Time to talk tax

It is remarkable that tax hasn’t featured more in the referendum debate.

Last week saw its first real incursion into the headlines, initially through the First Minister’s response to a question at his New Statesman speech and then by Johann Lamont asking about it at First Minister’s Questions.

But it was hardly a full exploration of all the tax issues, focusing as it did on whether or not the top tax rate in independent Scotland would be raised to 50p.

The First Minister advised that he has no wish to set independent Scotland at a tax disadvantage to the rest of the UK. Less reported was his reference to the White Paper commitment to not make any tax changes immediately after independence. The reason for this is that tax is a policy issue upon which parties should set out their plans in election manifestoes. Which is as it should be.

UK Labour has already pledged to reinstate the top tax rate, so Scottish Labour saw an apparent opening and seized it. Conveniently forgetting in the process that its conversion to taxing rich people more has been more of an oppositionalist exercise than one it practised while in government. Yes, it did raise the rate but only at the fag end of thirteen years in power. It was in force for precisely 36 days before they lost the 2010 UK election.

And while this was clearly comfortable territory for Lamont, her inability to switch from the script of calling out the SNP as Tartan Tories was telling. The fact that the First Minister joined her in condemning the Tory-Lib Dem cut and aligned himself with comments made by Ed Balls on its inappropriateness in the current climate rather diluted her point.

But we are dancing on a pinhead here. Only a relatively small number of people, particularly in Scotland, pay the higher rate of tax. Surely of much wider concern and interest to most voters is what will happen to the tax they all pay.

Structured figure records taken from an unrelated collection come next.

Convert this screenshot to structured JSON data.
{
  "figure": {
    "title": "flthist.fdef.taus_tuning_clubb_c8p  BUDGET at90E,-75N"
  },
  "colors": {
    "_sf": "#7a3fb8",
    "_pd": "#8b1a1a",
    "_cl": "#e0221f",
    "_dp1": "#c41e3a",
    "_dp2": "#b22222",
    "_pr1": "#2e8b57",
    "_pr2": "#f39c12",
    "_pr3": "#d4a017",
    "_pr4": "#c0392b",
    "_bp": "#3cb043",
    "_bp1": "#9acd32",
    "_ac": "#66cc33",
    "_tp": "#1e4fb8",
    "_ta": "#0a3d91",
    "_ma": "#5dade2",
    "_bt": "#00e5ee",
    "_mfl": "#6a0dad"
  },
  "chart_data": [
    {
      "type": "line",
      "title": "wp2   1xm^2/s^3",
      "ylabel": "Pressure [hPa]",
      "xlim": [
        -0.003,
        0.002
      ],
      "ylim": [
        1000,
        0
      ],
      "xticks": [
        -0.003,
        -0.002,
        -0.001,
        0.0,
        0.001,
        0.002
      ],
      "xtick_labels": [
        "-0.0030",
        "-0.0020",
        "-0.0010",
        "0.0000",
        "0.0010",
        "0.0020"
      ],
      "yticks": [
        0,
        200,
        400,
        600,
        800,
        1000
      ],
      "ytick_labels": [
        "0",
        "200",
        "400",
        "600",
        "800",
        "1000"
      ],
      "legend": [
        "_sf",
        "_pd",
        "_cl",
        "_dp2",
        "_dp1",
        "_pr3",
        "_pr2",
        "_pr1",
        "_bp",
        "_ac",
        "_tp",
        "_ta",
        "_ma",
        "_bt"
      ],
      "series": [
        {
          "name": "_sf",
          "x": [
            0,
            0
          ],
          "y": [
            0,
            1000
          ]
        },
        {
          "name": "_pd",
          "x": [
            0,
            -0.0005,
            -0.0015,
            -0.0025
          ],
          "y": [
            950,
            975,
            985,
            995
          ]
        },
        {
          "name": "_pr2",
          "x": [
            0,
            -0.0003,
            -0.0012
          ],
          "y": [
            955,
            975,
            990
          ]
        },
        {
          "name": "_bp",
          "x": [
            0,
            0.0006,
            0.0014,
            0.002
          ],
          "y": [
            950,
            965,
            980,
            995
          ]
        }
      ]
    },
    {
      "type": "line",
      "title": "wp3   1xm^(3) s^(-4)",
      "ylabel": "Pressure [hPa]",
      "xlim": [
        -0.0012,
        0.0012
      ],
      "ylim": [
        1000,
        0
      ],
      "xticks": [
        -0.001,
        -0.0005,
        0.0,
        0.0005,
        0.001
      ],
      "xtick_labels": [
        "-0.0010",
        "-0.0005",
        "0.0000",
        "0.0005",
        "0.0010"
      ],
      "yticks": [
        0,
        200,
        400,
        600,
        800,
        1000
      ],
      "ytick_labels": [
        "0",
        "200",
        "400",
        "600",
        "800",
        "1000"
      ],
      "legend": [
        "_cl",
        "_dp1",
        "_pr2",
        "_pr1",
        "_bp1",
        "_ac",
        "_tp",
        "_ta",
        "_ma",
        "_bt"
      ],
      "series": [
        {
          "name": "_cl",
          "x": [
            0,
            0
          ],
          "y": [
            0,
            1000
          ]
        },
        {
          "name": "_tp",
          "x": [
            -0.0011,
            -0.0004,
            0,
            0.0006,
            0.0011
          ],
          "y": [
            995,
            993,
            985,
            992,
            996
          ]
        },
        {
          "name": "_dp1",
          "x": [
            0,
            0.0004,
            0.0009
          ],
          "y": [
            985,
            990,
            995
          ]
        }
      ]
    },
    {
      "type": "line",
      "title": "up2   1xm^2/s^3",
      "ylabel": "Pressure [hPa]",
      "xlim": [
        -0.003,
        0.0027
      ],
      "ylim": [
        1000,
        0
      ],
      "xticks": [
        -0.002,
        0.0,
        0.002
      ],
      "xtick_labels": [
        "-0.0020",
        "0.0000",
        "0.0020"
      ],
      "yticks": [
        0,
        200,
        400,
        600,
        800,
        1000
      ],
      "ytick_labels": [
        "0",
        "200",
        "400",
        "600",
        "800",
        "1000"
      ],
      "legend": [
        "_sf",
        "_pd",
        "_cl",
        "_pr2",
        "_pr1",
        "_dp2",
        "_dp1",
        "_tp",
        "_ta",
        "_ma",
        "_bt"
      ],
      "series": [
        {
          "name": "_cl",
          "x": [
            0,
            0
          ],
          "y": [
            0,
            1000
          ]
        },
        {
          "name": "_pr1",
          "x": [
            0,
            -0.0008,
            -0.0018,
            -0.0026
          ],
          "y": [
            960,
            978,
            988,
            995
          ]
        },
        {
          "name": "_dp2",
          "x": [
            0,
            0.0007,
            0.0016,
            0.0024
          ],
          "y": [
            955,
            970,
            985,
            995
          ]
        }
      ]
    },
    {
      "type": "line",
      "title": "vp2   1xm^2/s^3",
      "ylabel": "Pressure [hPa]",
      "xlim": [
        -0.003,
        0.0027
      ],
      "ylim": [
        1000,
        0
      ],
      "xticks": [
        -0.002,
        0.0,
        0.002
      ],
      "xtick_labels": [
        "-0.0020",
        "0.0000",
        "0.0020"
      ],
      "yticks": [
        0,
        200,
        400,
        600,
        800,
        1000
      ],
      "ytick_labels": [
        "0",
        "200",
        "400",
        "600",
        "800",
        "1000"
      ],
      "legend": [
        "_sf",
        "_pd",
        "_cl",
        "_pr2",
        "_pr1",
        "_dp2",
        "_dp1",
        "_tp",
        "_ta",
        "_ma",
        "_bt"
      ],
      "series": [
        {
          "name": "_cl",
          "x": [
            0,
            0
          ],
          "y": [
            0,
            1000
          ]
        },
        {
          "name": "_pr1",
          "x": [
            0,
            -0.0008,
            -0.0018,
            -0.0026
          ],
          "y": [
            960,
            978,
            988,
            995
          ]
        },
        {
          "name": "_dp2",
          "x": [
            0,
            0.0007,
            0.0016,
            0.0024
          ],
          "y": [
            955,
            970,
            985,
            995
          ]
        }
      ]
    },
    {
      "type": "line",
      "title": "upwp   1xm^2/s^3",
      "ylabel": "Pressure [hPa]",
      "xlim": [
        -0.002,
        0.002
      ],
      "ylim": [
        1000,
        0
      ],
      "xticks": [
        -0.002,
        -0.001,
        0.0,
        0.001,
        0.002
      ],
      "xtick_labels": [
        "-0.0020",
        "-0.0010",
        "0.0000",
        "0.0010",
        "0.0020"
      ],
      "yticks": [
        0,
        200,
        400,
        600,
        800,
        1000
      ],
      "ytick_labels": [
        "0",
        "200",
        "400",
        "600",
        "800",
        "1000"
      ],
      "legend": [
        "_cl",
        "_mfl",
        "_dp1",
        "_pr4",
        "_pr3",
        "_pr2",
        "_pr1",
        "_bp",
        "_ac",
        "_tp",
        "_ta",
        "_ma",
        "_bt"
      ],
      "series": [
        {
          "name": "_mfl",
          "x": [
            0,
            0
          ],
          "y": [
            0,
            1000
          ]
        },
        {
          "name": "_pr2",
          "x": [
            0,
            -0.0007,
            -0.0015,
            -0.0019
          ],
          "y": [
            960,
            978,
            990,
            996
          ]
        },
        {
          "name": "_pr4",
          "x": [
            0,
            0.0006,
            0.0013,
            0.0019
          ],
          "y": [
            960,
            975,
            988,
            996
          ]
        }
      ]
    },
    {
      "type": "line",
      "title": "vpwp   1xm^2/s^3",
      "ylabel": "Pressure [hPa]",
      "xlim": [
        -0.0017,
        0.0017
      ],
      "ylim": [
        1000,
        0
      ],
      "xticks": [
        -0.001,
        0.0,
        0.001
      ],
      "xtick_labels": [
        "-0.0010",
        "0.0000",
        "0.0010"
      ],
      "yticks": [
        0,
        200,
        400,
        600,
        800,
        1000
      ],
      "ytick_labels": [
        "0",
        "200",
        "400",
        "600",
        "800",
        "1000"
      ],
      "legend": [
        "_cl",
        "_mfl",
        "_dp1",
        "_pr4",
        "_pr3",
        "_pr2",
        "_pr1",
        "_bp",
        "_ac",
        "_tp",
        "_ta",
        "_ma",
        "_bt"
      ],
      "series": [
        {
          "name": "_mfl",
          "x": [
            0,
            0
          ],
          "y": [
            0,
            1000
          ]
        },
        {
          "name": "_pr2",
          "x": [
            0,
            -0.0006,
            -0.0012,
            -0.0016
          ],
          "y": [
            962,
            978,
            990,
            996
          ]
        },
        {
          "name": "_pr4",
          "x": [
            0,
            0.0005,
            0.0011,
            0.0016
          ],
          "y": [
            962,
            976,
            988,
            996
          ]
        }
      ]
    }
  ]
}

Given its all-pervasive influence on our lives and how the types and levels of tax permeate nearly everything we do, it is curious that so little attention has been paid to this vital issue in the debate to date.

Perhaps that’s because the proposals in Scotland’s Future are plausible, workable and sensible. And even likely to encourage more to vote yes.

Labour is wont to seize upon the commitment to lower corporation tax as proof of the SNP being a neo-liberal, big business loving entity which wants to reinforce unfairness in the tax system. That lazy analysis ignores all that is said on pages 117 to 123 of the White Paper.

The section on tax makes plain a commitment to provide independent Scotland with a more efficient tax system predicated on key principles of simplicity, neutrality, stability and flexibility.

These point to a quite different future on tax. One which sweeps away the complexities and inefficiencies that successive UK Governments have enabled through decades and indeed, centuries of layering and applying without removing and reforming.

Even with Gordon Brown’s attempts to simplify income tax when he was Chancellor, legislation on UK tax runs to over 10,000 pages with over 1,000 exemptions. These, in particular, allow for tax avoidance and a whole industry employed in finding them and maximising them for a select few rich enough to employ their services.

So which would have the bigger impact on our country’s collective tax take and the perception of paying dues – removing myriad opportunities to avoid tax or paying slightly more on declared and visible income?

As Alex Massie kindly pointed out to me on twitter, both Alex Salmond and John Swinney have made speeches and given interviews in which they emphasise the no tax rises in independent Scotland position. But that safety first approach is only part of the story. The White Paper makes clear that in the longer term, independent Scotland will do different on tax than the UK: independence provides the opportunity to “design a Scottish tax system based on specific Scottish circumstances and preferences”.

That’s the bit of the narrative Scottish Labour chooses to ignore, the bit that Better Together would rather Scottish voters didn’t know and the bit that the Scottish and indeed, UK media, both left and right leaning, keeps hidden from view.

And that’s because many in Scotland, including undecided voters, are appalled that the gap between haves and have-nots continues to grow. Indeed, austerity has shifted a considerable number of haves into having far less, making them acutely aware of the inherent inconsistencies and unfairnesses in our tax system and elsewhere in our economy. The failure of any UK party to offer anything which punishes the financial institutions for the mess we are in nor attempts to reign in the worst behaviour of buccaneers adds grist to their mill.

If they knew of the existence of a fairer future on tax with independence, it might encourage more to move to yes. It’s exactly the kind of issue the Scottish Government and Yes Scotland should be encouraging all their grassroots supporters to be having conversations with their friends, family and neighbours about.

5 thoughts on “Time to talk tax

  1. We have heard this tartan tory jibe from labourites since 1979 but coming from this lot who are the most right wing in their history. Wonder what Hardie and Maclean would make of them

  2. Pingback: Time to talk tax | Referendum 2014 | Scoop.it

  3. Thanks for the guidance to the relevant part of the white paper. I’ve ploughed my way through most of the white paper but sometimes I cannot remember where I read what.

  4. Some more ammunition for YES,glad to have it,lets use it.